Tuesday, March 24, 2009

Soul... Tickling the Tale of the Dragon?

One of the men who has been a great influence and mentor to me tells the story of a "game" some physicists used to "play" back in the early days of nuclear experimentation called "Tickling the Tale of the Dragon" (my mentor is a nuclear physicist himself). My understanding is that it involved placing two radioactive materials close enough to each other to start loosing free electrons (which would register as quickening clicks sounded by a Geiger counter), without getting them so close to one another that a full nuclear reaction began (which would register on the Geiger counter as well as on any human soft-tissue nearby!). Predictably, the "game" usually ended with just a few extra clicks of the Geiger-counter, but on a few rare occasions it ended in disaster for the participants -- at least one physicist died of radiation poisoning and burns from this experiment, and many students who witnessed "mistakes" during the "game" had long-term effects which would have been impossible for anyone to predict back then.

He uses this as an illustration of how we often make "mistakes" in dealing with sin. Things that are not sin in and of themselves become idols to us, or themselves have sinful elements that are easy to loose on ourselves before we even realize what we've done.

Biblically, this list includes drinking (not a sin in itself, but can lead to drunkenness, which is), comfort (which God's people are sometimes blessed with, but often leads to complacency), sensuality (sinless only within the context of Biblical marriage), self-pleasuring (which can theoretically be done without sinning, but which in practice takes the focus off of our spouse and replaces it, often with adulterous thoughts and/or images), and a host of other "traps".

"Be holy as I am holy." Wow -- what a huge command! Why in the world would God command such an impossible thing of His children? Peter implies that it is both for our own good ("girding up the loins of your mind") and for God's glory ("at the revelation of Jesus Christ") that God calls us to be holy in conduct, "not fashioning yourselves according to the former lusts in your ignorance...".

In God's standard of holiness, ignorance is not bliss, it is sin, and in fact may be an indication that we are not who we think we are, for only by God's work to give us a new heart and make us a new creation can we claim the power of the Holy Spirit to help us strive for holiness.

By the way, this is the opposite of "self-righteousness" (though those striving for holiness will often be accused of self-righteousness by the world) -- only by dependence on God and knowledge of His grace in working to change us can we ever hope to keep moving toward holiness.

So do we stay completely away from anything that might cause us to sin?
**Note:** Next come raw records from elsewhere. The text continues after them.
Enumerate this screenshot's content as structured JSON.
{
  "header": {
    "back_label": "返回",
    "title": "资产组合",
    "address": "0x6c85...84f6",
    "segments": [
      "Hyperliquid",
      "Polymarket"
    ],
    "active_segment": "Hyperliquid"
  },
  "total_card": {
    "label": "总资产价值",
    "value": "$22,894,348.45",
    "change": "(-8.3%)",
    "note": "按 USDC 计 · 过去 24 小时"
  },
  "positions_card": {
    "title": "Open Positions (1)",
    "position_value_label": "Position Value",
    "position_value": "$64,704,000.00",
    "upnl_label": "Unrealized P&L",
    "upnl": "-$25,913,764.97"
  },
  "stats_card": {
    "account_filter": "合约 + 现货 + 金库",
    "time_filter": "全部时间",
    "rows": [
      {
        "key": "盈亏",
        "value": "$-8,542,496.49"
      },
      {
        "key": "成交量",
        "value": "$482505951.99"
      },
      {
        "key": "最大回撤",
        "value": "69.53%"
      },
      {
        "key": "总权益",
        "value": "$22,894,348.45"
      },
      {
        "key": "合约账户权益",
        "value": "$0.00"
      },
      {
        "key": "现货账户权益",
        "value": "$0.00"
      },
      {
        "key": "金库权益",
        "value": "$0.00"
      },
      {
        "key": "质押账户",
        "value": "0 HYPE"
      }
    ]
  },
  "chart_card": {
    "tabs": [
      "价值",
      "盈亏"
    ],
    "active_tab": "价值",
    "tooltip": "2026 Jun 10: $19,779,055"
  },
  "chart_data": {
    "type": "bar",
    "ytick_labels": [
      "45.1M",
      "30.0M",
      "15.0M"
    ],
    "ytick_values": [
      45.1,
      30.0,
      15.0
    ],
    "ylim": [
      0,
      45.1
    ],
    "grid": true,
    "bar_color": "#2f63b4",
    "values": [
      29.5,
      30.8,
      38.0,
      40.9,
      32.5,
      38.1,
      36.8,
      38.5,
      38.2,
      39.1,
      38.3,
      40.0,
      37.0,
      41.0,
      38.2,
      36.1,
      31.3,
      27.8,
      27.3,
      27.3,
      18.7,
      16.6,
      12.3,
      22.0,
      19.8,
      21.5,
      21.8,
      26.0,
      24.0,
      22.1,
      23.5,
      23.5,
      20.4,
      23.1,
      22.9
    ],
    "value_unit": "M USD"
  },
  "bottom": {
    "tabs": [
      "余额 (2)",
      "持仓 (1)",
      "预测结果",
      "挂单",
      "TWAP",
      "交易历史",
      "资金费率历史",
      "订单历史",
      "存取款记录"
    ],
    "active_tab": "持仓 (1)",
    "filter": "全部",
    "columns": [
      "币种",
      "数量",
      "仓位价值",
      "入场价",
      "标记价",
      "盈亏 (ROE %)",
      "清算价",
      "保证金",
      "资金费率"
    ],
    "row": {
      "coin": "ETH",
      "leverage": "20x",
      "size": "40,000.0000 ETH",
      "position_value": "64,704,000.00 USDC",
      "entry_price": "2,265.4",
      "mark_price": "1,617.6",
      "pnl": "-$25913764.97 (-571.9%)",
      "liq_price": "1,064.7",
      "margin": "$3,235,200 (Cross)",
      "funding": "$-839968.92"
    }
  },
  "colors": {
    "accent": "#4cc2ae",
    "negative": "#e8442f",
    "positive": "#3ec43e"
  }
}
The admonition to flee from sin is not to be ignored, or justified away, and yet we have freedom in Christ to enjoy His creation. The question that I have to keep asking myself is, "Why?" Am I stepping out on faith, taking a risk for God's eternal glory, or just "Tickling the Tale of the Dragon" because it's something that (if I'm honest with myself) I selfishly want? If it doesn't glorify God on all four corners, it's likely I'll get burned -- and act shamefully before God in the process.